CommonCentsMom.com is advertiser-supported: we may earn compensation from the products and offers mentioned in this article. However, any expressed opinions are our own and aren't influenced by compensation. The contents of the CommonCentsMom.com website, such as text, graphics, images, and other material contained on this site (“Content”) are for informational purposes only. The Content is not intended to be a substitute for professional financial or legal advice. Always seek the advice of your Financial Advisor, CPA and Lawyer with any questions you may have regarding your situation. Never disregard professional advice or delay in seeking it because of something you have read on this website!
You can legally work in any state that requires CPA licensing, even when you don’t live in that state. So, in order to help you figure out which state is easiest to get a CPA license. We need to break down the CPA requirements for each state. I’ve also listed the states that have the toughest requirements for their CPA licensing.
The Requirements by State
There are certain states that require candidates to have a bachelor’s degree before they can obtain a CPA license.
There are 55 jurisdictions that define CPA requirements in the United States. There are 55 jurisdictions in the United States. So, you can choose between 55 options in the state where you want to get your license.
Aside from that, the AICPA and the National Association of State Boards of Accountancy (NASBA) are trying to fulfill the requirements across all fifty states. There are some common requirements across all states for CPAs, and this is generally consistent with what every state requires.
Candidates who want to become CPAs must have a bachelor’s degree. They must also complete 150 credit hours of university coursework. Bachelor of science degrees do not necessarily have to be from the accounting field.
In other words, the state boards insist that candidates earn 150 hours of college credit, which may include some accounting courses. But, this number can be different from one state to another.
Some states require students to take more advanced accounting and courses than what a bachelor’s degree requires them to take. Others insist that a bachelor’s degree in accounting covers all the accounting courses that they would like in a CPA.
State boards are looking for candidates who have taken accounting courses. Many state boards of accountancy insist that candidates take very specific business courses or that they take college level math courses to meet their requirements for a CPA license. Many state boards define the lower-level accounting that candidates must earn.
Candidates Have to Fulfill the Requirements
Most states require that candidates have 120 credit hours in their schools in order for them to accept you for the Exam. That is, they want you to have earned a bachelor’s degree.
If you’re still in school, you may be eligible to sit for the Exam while you study. Some states allow students who are very close to graduating to sit for the CPA Exam less than 120 credits if they are very close to graduating.

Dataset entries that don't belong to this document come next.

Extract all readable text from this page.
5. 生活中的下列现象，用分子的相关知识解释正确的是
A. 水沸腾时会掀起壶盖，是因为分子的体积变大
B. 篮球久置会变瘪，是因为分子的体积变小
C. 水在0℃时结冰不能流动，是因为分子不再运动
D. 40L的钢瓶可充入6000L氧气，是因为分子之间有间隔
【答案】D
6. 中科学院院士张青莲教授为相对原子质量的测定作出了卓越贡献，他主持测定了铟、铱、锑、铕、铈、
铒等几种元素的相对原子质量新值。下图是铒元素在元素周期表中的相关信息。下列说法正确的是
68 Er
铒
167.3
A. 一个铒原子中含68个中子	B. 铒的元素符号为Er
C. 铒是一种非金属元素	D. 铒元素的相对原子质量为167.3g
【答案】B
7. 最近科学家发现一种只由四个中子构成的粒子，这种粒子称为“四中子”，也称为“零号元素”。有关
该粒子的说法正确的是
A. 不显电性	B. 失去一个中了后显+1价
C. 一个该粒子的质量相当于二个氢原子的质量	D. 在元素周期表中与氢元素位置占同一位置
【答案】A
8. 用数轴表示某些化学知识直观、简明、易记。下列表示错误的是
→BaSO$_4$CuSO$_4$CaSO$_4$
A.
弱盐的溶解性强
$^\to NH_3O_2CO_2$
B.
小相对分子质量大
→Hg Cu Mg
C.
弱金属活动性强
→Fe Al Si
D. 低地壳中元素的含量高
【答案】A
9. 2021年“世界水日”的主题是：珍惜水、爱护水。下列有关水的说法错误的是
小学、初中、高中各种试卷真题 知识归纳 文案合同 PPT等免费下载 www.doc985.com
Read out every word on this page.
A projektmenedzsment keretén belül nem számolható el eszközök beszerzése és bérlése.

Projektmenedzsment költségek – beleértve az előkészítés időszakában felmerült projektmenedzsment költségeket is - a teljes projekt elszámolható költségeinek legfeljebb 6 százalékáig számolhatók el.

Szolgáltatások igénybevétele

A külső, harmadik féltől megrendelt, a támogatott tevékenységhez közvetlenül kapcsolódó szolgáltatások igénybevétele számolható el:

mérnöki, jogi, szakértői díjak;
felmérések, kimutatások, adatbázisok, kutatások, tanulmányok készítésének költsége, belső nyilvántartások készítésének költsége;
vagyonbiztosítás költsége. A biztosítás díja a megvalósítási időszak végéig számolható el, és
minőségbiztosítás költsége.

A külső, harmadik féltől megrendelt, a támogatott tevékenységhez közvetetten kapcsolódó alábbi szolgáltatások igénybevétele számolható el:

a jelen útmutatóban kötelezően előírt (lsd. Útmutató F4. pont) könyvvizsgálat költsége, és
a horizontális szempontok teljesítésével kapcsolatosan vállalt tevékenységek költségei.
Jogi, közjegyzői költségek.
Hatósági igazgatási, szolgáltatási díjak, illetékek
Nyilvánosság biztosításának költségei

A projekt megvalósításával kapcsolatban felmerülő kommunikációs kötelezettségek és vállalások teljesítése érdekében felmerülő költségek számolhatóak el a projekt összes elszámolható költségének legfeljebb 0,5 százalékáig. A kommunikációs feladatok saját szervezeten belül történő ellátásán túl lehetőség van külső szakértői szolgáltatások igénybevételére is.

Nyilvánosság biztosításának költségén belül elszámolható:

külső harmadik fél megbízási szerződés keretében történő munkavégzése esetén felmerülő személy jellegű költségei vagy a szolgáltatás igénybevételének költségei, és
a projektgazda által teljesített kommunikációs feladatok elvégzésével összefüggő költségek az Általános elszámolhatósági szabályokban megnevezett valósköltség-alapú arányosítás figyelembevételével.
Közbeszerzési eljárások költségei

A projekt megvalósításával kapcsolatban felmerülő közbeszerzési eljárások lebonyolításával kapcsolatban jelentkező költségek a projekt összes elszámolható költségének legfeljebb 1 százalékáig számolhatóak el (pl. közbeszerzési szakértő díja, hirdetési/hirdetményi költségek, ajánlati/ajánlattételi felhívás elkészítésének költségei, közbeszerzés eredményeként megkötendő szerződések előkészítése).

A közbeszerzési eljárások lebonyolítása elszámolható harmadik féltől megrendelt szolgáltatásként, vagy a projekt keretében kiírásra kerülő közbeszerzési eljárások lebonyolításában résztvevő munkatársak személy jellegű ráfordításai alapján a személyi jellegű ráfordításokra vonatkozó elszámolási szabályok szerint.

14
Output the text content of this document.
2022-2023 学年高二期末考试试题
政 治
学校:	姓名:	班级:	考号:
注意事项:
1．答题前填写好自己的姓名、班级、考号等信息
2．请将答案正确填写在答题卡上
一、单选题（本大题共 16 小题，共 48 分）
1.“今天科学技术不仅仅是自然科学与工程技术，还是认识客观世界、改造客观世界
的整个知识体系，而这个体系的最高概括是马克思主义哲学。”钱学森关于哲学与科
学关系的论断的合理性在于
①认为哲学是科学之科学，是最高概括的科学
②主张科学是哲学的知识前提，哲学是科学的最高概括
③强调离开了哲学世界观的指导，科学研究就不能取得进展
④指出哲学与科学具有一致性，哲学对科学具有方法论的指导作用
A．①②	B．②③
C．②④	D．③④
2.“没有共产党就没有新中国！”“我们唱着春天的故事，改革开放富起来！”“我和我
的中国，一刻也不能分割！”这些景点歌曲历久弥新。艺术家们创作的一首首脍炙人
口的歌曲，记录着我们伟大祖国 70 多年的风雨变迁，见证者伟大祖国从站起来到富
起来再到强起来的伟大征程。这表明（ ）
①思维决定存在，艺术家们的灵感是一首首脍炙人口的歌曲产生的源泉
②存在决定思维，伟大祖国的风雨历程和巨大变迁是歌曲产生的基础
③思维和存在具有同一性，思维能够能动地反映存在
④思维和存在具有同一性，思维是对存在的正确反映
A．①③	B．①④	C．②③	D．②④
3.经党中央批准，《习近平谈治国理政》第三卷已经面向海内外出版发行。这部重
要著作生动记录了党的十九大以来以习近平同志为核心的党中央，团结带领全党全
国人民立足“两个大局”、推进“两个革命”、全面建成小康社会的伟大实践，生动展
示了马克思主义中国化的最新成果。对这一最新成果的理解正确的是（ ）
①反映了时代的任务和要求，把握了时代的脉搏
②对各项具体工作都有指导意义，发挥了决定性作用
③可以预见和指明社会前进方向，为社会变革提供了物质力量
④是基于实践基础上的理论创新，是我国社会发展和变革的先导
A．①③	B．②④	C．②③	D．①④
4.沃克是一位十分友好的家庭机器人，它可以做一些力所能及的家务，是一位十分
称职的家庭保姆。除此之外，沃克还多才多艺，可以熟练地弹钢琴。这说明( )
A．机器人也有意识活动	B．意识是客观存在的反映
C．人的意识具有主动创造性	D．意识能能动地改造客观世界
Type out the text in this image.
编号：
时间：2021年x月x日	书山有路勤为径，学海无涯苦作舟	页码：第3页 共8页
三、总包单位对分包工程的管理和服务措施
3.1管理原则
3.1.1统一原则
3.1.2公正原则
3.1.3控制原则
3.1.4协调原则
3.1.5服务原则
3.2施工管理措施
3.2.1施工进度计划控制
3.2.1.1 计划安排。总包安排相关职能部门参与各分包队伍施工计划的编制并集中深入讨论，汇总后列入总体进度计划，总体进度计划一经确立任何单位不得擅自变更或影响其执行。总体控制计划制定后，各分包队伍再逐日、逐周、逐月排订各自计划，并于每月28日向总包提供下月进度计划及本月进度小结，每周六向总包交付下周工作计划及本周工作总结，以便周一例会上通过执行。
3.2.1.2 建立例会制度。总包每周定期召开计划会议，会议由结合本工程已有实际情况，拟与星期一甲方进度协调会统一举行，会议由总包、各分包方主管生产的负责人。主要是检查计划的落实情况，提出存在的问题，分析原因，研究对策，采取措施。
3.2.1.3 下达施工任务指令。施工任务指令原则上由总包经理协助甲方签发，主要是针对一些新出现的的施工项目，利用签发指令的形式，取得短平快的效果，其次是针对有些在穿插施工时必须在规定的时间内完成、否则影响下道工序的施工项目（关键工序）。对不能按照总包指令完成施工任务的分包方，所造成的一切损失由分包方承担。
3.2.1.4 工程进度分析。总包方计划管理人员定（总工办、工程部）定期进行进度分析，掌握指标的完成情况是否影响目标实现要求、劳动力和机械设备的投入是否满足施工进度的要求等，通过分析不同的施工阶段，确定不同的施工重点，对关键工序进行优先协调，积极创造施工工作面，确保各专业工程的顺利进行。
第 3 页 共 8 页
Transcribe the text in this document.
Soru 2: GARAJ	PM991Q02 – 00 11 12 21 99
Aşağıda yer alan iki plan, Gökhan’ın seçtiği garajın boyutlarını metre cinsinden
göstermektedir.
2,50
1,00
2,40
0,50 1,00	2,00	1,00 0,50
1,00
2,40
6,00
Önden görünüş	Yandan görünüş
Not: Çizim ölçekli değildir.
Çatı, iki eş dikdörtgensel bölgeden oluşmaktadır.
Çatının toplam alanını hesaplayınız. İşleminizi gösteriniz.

Some states require that you complete all 120 credit hours within a certain time frame, such as being 6 months from getting a bachelor’s degree or being within 15 credits of completing 120 credit hours.
Some states require that you finish at least 150 hours of college to pass the CPA exam. Some states will have a special test for students who are close to earning 150 hours.
Some states require that you have at least 25 college credit hours in accounting before you can sit for the CPA Exam.
It’s up to each state board to decide who can sit for the CPA exam in their state. Sometimes I try to keep up with what each state’s requirements are, but sometimes those requirements change without notice.
So, the best way to ensure that you understand what your state board requires is to visit your state’s website or contact your state board.